I’ve got two reasons (and for a few more, some other folks have blogged about this, too). First, the more theoretical one:
Spam is a problem for you–obfuscation makes it a problem for your users.
After all, they’re the ones who are going to have to do all the de-munging. Are they always going to notice that they have to remove “.invalid” from the end? Do they all know that the English “at” means “@”? Do they have time to edit text in their address lines? Address munging is fundamentally inelegant, because it intentionally works against clarity.
People have been making this argument for a very long time. It’s particularly relevant nowadays, though, because of the growing promise of the semantic web. We want data to be machine readable, because then we can do cool stuff with it. FOAF and the hCard microformat are pretty pointless if they don’t have real email addresses to work with. “Hide the data from the machines” is a good strategy for fighting Skynet, but not for the future of the web. Ok, reason two:
Address munging just doesn’t work.
It can’t. It’s putting glasses on Superman. Although in theory a valid email can be pretty hard to identify, in practice, emails addresses use a very limited vocabulary–and computers are good at identifying limited vocabularies. Don’t forget, everyone has been using the same old [at] and “dot” tricks for decades–this is security through obscurity at its very worst.
But don’t take my word for it. I took a couple hours and worked up a demo email obfuscation decoder that breaks the vast majority of text-based obfuscations; it’s also got an input field for you to test out your own munges (some other people have built similar demos, too). It’s not perfect, but it correctly decodes most obfuscations–and remember that this is a novice programmer, working for an afternoon. It’s that easy. Supporters of obfuscation argue that spammers will go after the low-hanging fruit; folks, text-based obfuscation is the low-hanging fruit.
Now, the Alert Reader has by this time noticed that I’ve limited my critique to text-based munging. “What about more sophisticated methods,” the Alert Reader now asks? “What about using an image, or CSS, or Javascript to hide addresses?” Good questions, Alert Reader; you are very alert. Alright, let’s take a quick look at these, too:
Images
There’s not really much I can say about this one, save this: making content completely opaque to visually-impaired users simply shouldn’t be an option. And of course, spammers still can OCR your images.
CSS
Obviously, something like foo@bar<span style=”display:none”>NULL</span>.com is silly; the spambot can filter out “display:none” spans pretty easily, or even just discard everything in a span. <span class=’a’>foo</span><span class=’b’>bar</span>@“<span class=’c’>foo</span><span class=’d’>bar</span>.com at least requires the bot to open your stylesheet to see which spans are hidden. But remember, your server will happily dish out your easily-parsed css to anyone who asks for it; this is not a good place to hide secrets.
Javascript
There are too many js methods to cover in any detail here. Some are better than others; a few try to degrade gracefully for users without Javascript support. All of them, though, share the same weakness as CSS: everyone can read your Javascript. And you certainly don’t need a browser to run it; there are lots of JS interpreters that are more than happy to run on a spammer’s server.

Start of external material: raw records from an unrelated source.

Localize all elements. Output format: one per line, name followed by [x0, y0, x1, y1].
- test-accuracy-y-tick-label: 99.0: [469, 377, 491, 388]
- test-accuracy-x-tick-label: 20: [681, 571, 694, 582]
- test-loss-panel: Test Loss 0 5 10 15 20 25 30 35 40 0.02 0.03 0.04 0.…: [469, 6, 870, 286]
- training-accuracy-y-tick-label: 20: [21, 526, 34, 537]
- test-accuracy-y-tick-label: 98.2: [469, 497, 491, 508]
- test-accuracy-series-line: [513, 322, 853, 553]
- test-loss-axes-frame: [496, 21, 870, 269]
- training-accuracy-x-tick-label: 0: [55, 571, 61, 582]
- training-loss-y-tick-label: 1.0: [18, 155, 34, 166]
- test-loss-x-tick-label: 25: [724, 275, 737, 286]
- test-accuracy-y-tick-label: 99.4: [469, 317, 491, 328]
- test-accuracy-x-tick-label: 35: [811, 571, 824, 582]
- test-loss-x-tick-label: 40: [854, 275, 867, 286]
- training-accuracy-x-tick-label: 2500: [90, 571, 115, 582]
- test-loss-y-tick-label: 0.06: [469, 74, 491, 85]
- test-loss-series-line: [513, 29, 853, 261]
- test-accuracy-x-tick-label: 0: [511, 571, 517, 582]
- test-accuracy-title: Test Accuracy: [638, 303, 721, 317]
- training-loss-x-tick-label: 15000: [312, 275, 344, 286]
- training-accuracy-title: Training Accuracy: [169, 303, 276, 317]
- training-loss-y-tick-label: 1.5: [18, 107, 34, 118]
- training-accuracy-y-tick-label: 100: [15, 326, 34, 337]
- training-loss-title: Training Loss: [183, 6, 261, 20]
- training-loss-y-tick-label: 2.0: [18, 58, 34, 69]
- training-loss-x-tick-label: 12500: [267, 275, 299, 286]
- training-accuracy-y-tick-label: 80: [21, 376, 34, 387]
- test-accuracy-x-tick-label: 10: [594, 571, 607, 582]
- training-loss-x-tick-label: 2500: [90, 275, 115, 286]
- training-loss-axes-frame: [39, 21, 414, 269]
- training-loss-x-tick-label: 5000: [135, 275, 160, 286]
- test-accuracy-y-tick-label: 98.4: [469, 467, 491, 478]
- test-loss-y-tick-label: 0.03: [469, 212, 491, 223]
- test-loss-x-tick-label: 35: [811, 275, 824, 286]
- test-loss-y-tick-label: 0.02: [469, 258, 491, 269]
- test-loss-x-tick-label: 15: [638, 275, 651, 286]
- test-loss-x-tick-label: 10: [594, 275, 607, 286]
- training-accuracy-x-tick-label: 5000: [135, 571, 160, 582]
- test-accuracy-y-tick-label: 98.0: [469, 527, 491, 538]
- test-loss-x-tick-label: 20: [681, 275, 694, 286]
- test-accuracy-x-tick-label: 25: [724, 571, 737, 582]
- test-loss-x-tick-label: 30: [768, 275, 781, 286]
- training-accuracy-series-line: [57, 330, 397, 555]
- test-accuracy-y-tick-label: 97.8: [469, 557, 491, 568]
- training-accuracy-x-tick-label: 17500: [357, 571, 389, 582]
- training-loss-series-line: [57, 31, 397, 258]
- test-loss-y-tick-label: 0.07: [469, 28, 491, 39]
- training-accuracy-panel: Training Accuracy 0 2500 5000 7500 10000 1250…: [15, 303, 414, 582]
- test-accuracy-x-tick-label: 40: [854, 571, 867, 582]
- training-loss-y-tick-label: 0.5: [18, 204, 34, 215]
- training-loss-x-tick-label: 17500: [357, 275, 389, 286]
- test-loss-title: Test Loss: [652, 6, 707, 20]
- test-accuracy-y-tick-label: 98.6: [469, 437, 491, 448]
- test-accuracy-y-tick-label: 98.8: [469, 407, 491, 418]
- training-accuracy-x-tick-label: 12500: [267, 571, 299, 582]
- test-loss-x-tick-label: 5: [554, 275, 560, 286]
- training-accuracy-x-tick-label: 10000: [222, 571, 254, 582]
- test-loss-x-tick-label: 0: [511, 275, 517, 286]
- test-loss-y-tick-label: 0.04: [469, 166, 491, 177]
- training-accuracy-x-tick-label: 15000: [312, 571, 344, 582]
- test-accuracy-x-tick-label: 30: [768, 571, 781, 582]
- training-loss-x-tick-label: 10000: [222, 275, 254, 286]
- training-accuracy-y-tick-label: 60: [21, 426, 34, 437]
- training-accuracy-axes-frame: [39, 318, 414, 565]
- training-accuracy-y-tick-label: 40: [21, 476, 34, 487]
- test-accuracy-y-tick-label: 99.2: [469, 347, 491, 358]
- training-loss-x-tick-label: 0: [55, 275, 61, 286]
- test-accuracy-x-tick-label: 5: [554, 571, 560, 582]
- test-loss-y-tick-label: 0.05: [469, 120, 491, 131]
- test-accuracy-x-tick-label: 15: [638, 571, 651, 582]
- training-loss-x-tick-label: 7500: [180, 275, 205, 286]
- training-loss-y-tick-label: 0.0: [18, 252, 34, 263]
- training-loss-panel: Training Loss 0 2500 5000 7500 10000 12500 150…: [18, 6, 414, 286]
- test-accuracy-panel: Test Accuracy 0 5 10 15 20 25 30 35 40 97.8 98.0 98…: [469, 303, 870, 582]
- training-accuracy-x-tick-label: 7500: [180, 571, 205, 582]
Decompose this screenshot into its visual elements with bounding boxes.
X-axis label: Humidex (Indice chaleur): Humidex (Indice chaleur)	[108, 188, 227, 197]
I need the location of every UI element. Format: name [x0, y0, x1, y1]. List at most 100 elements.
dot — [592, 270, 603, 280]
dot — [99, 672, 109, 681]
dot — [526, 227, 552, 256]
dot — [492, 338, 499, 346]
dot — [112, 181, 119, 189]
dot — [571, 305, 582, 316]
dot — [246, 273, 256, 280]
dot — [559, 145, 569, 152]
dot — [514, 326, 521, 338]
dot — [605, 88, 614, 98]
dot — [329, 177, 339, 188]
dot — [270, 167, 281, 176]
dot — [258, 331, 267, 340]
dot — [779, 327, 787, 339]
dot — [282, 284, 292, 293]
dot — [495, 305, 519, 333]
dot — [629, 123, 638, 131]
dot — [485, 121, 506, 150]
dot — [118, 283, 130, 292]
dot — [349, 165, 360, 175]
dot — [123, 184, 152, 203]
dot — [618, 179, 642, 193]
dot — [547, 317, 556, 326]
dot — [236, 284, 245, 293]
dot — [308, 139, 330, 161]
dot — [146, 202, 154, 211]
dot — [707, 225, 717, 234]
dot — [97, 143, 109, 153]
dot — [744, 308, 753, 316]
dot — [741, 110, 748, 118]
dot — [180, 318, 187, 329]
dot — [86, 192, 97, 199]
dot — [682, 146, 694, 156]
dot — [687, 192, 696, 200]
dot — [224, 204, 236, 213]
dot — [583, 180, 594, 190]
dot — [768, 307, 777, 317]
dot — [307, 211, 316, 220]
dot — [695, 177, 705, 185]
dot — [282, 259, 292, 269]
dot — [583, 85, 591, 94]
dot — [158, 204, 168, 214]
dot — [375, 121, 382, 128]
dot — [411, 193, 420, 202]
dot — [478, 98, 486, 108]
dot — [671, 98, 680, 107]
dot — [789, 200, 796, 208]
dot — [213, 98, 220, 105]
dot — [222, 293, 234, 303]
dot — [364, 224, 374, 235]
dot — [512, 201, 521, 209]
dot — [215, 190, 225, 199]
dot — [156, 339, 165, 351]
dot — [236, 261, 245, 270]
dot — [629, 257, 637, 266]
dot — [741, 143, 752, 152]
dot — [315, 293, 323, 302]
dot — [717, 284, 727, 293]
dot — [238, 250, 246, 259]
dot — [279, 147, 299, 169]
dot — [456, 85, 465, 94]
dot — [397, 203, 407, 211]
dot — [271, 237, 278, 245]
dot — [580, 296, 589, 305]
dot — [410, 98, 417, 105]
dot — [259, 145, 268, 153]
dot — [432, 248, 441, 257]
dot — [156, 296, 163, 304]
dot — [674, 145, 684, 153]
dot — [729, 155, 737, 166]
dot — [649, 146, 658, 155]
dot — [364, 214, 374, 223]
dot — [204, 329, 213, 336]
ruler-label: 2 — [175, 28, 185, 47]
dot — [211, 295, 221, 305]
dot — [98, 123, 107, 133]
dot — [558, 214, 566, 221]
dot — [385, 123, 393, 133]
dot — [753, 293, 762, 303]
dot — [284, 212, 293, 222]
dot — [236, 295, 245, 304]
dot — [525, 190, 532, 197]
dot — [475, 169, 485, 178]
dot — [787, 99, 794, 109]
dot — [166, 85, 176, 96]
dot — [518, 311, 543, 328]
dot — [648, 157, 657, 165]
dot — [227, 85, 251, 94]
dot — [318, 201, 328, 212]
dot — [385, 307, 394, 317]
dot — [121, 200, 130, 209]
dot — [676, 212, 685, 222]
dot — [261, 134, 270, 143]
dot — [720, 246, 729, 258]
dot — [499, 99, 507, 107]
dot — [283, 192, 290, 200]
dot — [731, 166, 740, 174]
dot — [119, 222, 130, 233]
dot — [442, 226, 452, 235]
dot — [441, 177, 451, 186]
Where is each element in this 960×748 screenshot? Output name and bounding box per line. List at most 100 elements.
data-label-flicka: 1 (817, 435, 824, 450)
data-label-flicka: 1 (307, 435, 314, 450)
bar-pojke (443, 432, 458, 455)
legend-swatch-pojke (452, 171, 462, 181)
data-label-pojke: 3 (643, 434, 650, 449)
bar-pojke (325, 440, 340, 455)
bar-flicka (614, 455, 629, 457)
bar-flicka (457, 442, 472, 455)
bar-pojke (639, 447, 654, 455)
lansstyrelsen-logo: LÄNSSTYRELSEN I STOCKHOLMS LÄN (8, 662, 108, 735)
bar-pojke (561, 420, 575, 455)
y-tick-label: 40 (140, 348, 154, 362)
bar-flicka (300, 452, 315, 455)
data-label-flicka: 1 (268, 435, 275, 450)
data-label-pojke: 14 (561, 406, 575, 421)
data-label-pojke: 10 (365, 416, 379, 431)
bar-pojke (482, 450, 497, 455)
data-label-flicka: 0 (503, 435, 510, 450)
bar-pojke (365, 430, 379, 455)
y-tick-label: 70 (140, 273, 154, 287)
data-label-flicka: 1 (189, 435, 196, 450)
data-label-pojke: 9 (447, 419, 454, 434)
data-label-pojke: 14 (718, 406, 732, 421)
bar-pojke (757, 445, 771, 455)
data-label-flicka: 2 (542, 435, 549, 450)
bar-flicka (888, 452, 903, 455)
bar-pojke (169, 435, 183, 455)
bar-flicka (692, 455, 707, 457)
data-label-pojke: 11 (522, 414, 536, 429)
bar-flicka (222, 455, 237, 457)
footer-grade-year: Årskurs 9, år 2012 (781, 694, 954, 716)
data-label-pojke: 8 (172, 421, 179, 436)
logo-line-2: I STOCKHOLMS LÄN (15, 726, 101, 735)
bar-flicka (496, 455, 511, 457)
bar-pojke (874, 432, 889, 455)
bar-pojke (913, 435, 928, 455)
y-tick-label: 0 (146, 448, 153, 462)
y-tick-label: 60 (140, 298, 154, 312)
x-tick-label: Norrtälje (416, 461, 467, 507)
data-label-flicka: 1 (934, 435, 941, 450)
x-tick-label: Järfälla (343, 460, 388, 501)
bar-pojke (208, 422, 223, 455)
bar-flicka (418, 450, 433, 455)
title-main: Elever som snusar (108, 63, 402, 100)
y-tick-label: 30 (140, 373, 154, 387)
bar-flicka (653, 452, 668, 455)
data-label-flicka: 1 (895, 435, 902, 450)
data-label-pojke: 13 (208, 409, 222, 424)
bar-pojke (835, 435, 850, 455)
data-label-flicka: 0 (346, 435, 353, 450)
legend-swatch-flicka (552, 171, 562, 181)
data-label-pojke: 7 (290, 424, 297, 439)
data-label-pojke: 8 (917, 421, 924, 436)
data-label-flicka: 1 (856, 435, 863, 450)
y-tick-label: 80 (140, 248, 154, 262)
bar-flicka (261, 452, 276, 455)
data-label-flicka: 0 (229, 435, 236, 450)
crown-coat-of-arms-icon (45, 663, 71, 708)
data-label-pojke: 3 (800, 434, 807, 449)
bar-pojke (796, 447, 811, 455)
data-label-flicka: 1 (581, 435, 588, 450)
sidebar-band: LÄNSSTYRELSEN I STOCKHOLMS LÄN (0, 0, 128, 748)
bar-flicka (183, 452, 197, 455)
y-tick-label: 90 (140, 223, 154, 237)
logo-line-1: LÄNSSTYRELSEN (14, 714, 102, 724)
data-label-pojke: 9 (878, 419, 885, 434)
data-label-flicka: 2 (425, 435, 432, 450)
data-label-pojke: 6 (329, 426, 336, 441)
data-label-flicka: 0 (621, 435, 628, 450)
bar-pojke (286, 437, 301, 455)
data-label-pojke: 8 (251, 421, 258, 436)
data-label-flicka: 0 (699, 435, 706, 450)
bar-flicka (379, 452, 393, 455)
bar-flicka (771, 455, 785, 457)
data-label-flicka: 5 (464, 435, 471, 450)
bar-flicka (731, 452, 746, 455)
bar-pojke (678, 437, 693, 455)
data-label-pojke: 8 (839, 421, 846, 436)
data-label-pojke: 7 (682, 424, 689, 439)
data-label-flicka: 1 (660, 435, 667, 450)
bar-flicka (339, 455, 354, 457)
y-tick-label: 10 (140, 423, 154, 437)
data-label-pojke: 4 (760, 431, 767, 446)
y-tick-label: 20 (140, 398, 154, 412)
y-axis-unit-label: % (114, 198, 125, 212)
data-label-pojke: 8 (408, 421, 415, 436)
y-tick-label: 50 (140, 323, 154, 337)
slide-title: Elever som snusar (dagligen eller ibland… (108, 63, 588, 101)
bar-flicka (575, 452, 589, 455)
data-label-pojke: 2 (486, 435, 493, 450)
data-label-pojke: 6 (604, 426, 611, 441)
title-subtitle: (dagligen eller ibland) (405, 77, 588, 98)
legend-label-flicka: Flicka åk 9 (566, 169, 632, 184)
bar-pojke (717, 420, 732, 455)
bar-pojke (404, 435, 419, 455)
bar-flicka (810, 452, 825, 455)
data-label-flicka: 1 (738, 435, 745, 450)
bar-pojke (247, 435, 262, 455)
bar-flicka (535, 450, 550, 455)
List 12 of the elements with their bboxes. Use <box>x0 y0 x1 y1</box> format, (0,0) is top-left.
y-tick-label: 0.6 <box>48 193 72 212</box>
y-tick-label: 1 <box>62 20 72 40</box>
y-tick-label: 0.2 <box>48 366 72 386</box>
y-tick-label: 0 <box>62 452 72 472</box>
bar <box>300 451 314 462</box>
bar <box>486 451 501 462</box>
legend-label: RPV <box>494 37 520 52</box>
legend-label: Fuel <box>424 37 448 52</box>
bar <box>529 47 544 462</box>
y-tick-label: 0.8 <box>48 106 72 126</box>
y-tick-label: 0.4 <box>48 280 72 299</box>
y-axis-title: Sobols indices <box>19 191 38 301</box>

Sure, you can get pretty clever with this technique (I particularly like the idea of decoding not on the onload event, but on a click event), but you can’t change the fact that ultimately the bad guys can do everything with your code that a browser does–and eventually, they will.
Now, I’ll admit that images, CSS, and Javascript approaches are more effective than text-based ones. All of them (when done properly) require the spammer to pay for more bandwidth and/or processor cycles. But they all also inconvenience some or all of your users, and none of them are compatible with the sementic web. They all give you false sense of security, and they’re ugly, hackish solutions. True, some obfuscations have performed well empirically–but keep in mind that these (pretty informal) experiments are years old. As more people have adopted these measures, be sure that more spammers are spending the time to counter them, as well.
Now, I can’t go so far as to condemn anyone who obfuscates an address; I get that spam is a pain, and filters aren’t perfect. Sometimes an ugly, hackish solution is the only way. But I’m suggesting that you think twice before you give in to the spammers and obfuscate, especially given the relative ineffectiveness of many commonly-used methods. The Web reaches its full promise when information is made easier to find, not harder.